A new study published in the Health Service Journal (HSJ) has provided the fullest information yet available on health and social care workers who are dying of Covid-19 in the UK. The study confirmed 106 deaths of currently active health workers from Covid-19 up to 22 April.
However, the real figure may be higher, since the study was based on collating reports from media outlets and social media, and the researchers went through rigorous checks to verify the deaths in question as pertaining to currently active health workers, carers or support staff.
The findings can be read at length here.
The most striking conclusion from the details is that BME and migrant workers are hugely over-represented among those who have died of Covid-19. BME health workers make up:
- 63% of NHS workers who have died (but only 20% of the overall NHS workforce)
- 71% of nurses and midwives who have died (while, again, only 20% of those in work)
- 95% of medical staff who have died (and 44% of medical staff overall)
A majority of health and support workers who have died so far were born outside the UK – a stark reminder that migrant health and support staff have long been at the very forefront of building and running our NHS, often at great personal risk and sacrifice.
The report does not attempt to explain the disproportionate rate of BME people dying. Many factors may play a role. It is not impossible that medical or biological factors may be in play in making BME workers more susceptible, but it is also the case that BME and migrant staff disproportionately occupy lower-paid and more over-worked roles in the NHS and out-sourced support services, and are more vulnerable on average to bullying and exploitative practices in the workplace. Professor Wasim Hanif of University Hospital Birmingham has pointed out that social deprivation is strongly connected with increased mortality due to underlying diseases, commenting: “There have been health inequalities that have existed in the [BAME] population but what is being reflected in this pandemic is that those inequalities are actually coming out.”
The study also found that slightly over half of health and support workers dying so far from Covid-19 are women, in contrast with the trend among the general population, which is that a majority of those dying are men.
There were no deaths identified so far among some groups of workers who are considered at high risk, such as anaesthetists and intensive care doctors; this may be because of greater use and availability of rigorous PPE in these departments. If accurate, this finding underscores the urgency of immediately providing adequate PPE for all health staff and carers, which the government have so far conspicuously failed to do.
The authors describe as “cautiously reassuring” the finding that the ratio of identified health worker deaths to overall Covid-19 deaths is around 1:200, roughly equivalent to the population share of health workers at 0.5% of the general population.

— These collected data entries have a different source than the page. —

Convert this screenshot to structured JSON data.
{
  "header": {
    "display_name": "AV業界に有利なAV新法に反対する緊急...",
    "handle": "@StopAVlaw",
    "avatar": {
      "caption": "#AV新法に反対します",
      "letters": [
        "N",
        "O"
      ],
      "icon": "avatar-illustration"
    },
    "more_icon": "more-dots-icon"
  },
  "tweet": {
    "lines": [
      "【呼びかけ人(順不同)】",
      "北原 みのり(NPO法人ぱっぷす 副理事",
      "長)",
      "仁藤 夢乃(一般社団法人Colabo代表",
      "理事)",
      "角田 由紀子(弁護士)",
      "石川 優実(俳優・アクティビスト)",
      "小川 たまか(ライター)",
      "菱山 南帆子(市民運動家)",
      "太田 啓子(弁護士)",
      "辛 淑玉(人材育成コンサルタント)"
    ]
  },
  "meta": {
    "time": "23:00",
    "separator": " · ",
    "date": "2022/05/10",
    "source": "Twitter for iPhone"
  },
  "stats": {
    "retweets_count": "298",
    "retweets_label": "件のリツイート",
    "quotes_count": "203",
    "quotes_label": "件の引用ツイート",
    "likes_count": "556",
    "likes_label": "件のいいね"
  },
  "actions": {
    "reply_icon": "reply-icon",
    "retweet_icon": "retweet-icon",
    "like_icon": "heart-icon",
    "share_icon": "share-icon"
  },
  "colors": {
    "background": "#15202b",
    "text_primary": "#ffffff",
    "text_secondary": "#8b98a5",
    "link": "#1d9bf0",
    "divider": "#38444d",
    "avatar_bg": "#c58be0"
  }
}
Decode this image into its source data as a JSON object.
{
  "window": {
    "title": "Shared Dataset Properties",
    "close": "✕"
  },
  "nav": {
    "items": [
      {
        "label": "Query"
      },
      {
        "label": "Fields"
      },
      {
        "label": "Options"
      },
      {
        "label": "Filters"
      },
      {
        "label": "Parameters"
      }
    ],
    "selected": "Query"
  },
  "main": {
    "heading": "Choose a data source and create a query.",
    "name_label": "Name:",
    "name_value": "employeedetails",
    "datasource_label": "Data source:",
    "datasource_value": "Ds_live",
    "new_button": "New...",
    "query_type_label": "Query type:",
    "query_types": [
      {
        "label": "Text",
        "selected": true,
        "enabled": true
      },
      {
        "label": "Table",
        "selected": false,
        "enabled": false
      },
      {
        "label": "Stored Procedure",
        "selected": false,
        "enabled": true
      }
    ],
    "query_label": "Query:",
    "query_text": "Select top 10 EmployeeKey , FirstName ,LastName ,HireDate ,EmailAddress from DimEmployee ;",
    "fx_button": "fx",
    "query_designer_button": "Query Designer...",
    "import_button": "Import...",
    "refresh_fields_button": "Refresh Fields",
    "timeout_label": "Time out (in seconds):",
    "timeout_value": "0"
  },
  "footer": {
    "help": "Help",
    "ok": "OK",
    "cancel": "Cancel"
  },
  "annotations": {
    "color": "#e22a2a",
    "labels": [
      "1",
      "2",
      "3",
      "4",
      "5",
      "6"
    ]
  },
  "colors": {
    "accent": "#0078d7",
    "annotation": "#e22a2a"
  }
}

This is taken as suggesting that health workers may not in fact be at increased risk of dying from Covid-19. However, this conclusion (which the authors qualify with several caveats) is unwarranted given that health workers are generally below retirement age and are fit enough to be in work, whereas Covid-19 deaths in the general population are heavily concentrated among older people. A comparison between health worker deaths and the rate of deaths in the general population would only become possible if health workers could be matched with a control sample of fit, working-age people in the general population with a similar ethnic composition to the health and care workforce.
Need for greater transparency
The study’s authors finish by noting:
“To further understand this data, there is an urgent need for a central registry of deaths among health and social care workers to establish facts, enable robust rapid analysis and to explore whether social or employment inequalities are impacting on the rates of infection of these staff during the conduct of their duties and causing avoidable deaths.”
Health campaigners will welcome this recommendation, after a series of weeks in which government ministers and senior departmental civil servants have often appeared deliberately evasive on the topic of health worker deaths, resorting to dishonest manoeuvres such as the claim that anonymised numerical figures cannot be released with the consent of the families of the deceased. Evidently, sustained campaigning pressure and advocacy is needed in order to ensure that the public is provided with accurate up-to-date information on the deaths of health workers, support staff and carers.
This study does not appear to have been peer reviewed as would be normal for scientific papers. Helpful critical commentary has been published by commenters on the article at the HSJ website.